Theoretical and Future Directions
The KL minimization framework unifies and extends previous analyses of Shampoo and its variants. It suggests several avenues for future research:
- Extension to block-diagonal or more general structured preconditioners using KL divergence as the objective.
- Adaptive frequency of QR/eigenbasis updates based on the rate of change in the Kronecker factors.
- Integration with low-rank or sketching techniques to further reduce computational overhead.
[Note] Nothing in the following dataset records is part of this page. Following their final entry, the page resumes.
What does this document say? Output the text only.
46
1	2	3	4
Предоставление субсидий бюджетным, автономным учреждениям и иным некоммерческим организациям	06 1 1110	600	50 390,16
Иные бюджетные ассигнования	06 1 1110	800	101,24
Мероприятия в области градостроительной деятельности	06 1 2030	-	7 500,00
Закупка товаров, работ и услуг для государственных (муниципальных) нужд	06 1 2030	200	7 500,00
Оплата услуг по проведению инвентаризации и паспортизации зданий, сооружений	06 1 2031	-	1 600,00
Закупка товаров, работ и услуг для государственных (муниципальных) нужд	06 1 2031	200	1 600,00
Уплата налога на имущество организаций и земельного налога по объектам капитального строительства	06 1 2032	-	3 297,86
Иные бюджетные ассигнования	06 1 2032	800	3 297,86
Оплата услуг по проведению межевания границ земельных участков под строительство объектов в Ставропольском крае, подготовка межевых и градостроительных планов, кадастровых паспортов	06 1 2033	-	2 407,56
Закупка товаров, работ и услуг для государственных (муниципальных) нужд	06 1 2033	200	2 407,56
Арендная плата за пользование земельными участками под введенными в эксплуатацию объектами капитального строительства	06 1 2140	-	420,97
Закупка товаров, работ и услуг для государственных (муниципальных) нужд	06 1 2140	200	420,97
- Analysis of convergence and generalization properties under the KL-based updates, especially in the presence of non-Gaussian gradient distributions.
Conclusion
By reinterpreting Shampoo's second-moment estimation as a KL divergence minimization problem, this work identifies a key limitation in the original algorithm and introduces KL-Shampoo, a practical and theoretically motivated optimizer. KL-Shampoo achieves improved stability and efficiency, obviates the need for Adam-based grafting, and generalizes to tensor-valued weights. The KL perspective provides a principled foundation for future advances in structured adaptive optimization.